I swallowed the milk and missed the rest. Things were going well. And going well also from the practical point of view, or, to use my father's jargon, with regard to the economic infrastructure. After that tedious week when the Institute called Dona Margarida every hour on the hour tracking down the Disappeared Professor, perhaps by then with veiled threats of sinister, shameful consequences-expulsion, docking of salary, a civil suit, the road to bitterness-judging by my mother's increasingly harsh answers, a repetitive I don't know that got louder and louder until the phone was slammed down. Then a strange lull settled in. If we listened carefully, we would have been able to hear the whispers of the Corporation, deciding how to save the future-what future?-of the abominable man by using only that letter of resignation with no recognizable signature they'd received in the mail. And save they did. AIso through the mail (but quite some time later) came a copy of the Official Union List with the pension laid out in due form: full salary plus additional funds corresponding to this or that sabbatical prize or aid endangerment, I have no idea, but my mother confirmed it all in the bank, where her account was replenished the second working day of every month.
Was the professor living on air? No, by no means. We discovered-to tell the truth at the insistence of Fernanda, for whom my mother's indifference made no sense-that he sold the two properties we owned a few days before disappearing. Someone (I think it had to be Fernanda. That would explain why my mother still has some suspicions about her-Fernanda is very practical and objective) hinted that perhaps the transaction consummated exactly one year before might be invalid and could be contested in a court of law. Because of insanity? I thought, without saying it. No, because Dona Margarida's signature was missing from the contract, but after digging through the mound of papers in the files she discovered the copy of the power of attorney ad perpetuam that would have allowed him to sell Zacarias Plaza if he owned it and if there was a buyer. Fernanda still thought that the argument of bad faith could... but, happily, the matter died.
And after all that, where was my father, the repentant murderer?

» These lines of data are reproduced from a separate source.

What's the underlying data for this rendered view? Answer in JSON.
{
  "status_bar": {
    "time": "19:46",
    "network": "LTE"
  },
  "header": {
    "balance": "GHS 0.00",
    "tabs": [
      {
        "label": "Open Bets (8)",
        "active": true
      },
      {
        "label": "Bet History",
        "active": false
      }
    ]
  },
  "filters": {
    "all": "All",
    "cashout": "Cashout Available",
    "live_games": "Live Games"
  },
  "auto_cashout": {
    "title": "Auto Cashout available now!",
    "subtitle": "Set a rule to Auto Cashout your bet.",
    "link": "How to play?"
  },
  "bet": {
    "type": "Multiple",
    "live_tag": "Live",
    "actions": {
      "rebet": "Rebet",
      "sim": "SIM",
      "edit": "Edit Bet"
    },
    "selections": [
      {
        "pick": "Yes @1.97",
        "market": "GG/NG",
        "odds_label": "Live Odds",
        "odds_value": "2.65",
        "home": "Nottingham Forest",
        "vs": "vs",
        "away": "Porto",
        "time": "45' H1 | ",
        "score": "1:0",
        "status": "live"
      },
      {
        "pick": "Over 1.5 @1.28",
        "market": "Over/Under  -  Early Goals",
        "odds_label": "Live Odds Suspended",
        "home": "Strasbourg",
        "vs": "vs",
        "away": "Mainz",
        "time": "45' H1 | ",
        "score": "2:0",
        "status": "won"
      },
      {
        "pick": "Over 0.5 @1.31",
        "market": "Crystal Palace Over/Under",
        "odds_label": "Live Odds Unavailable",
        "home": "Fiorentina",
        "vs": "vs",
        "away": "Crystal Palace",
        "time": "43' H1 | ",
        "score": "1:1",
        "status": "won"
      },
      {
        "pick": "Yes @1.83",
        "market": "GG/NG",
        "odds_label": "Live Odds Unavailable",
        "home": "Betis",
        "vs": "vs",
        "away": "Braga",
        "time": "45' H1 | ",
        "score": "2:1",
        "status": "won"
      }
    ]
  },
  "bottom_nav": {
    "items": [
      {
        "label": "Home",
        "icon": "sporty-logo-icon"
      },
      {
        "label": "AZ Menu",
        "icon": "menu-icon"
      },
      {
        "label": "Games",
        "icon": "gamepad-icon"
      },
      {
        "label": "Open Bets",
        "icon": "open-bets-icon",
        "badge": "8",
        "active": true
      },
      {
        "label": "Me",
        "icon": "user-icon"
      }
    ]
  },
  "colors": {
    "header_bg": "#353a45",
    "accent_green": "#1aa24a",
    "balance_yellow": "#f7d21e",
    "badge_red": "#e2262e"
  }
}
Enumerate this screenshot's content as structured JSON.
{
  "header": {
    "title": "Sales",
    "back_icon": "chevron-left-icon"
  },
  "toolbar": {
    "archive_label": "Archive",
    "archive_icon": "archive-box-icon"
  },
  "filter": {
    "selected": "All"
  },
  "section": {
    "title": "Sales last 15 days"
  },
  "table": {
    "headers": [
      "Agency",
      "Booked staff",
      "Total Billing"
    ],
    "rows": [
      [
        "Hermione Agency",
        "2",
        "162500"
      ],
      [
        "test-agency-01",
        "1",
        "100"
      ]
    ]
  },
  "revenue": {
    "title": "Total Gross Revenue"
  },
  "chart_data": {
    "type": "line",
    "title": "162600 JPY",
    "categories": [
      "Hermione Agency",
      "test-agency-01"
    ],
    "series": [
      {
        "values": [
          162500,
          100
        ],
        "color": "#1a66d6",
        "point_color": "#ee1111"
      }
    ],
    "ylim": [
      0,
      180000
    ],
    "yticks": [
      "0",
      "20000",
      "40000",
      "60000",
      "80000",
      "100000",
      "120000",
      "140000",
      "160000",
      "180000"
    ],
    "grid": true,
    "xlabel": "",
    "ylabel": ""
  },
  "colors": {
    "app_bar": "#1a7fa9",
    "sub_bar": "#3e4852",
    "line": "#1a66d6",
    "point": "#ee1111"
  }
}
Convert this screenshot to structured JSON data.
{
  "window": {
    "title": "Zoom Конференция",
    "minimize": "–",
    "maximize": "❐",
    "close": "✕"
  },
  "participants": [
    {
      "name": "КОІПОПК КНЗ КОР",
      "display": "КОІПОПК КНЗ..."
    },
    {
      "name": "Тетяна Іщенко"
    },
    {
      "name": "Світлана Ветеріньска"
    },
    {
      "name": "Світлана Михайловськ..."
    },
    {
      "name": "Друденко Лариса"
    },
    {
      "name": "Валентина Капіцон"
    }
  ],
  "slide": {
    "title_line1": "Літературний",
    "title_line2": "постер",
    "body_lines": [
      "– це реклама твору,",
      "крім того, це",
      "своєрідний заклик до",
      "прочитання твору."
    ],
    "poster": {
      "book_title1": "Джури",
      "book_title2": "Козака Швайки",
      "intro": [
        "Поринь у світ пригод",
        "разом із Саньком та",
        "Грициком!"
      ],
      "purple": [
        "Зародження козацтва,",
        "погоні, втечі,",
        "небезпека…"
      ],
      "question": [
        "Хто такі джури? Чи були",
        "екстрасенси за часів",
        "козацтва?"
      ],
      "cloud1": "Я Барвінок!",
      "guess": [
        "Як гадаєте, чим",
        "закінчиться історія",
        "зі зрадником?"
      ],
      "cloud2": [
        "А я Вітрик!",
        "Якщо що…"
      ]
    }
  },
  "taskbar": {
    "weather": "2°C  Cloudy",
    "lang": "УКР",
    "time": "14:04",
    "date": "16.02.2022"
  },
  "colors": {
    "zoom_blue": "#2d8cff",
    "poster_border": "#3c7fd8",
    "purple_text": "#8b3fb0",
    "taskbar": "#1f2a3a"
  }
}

During the first weeks, I'm not sure why, I would buy São Paulo and Rio newspapers with the money Dida now gave me regularly because I was so dedicated to my studies looking for news of our star. But the star seemed to be falling. I was running my finger over the casts in the theater, movie, and TV sections without finding Sara Donovan anywhere. Well, today I know that they had two properties worth of cash to spend before going to work. So we were all happy and forgetting things-my mother reading Anna Karenina, her beautiful profile under the light pouring out of the lampshade in the living room, I reviewing chemistry in the study, both of us breathing the softness of the air when thinking about life represented a joyful and generous activity. The only disagreeable moments in our lives took place in the elevator when someone else joined us. Where might Professor Rennon be? Such a nice man, going off to school early every morning, coming home at lunch, patting all the neighbors' children on the head, making wise comments about Curitiba's harsh climate, on the same day it rains, it's sunny, it's cold, hot, all it needs to do is snow, it's just terrible. Now, silence. I'm known to be a nut, and no one's weirder; my mother's disagreeable. So the smiles are always forced. But all I have to do is close the elevator door to hear the desperation of the gossip about our Shame, The Sad Fate of That Poor Woman and Her Abandoned Son-without mentioning the daughter who it seems was murdered or kidnapped, not sure which. It seems something came out in the paper about it at that time.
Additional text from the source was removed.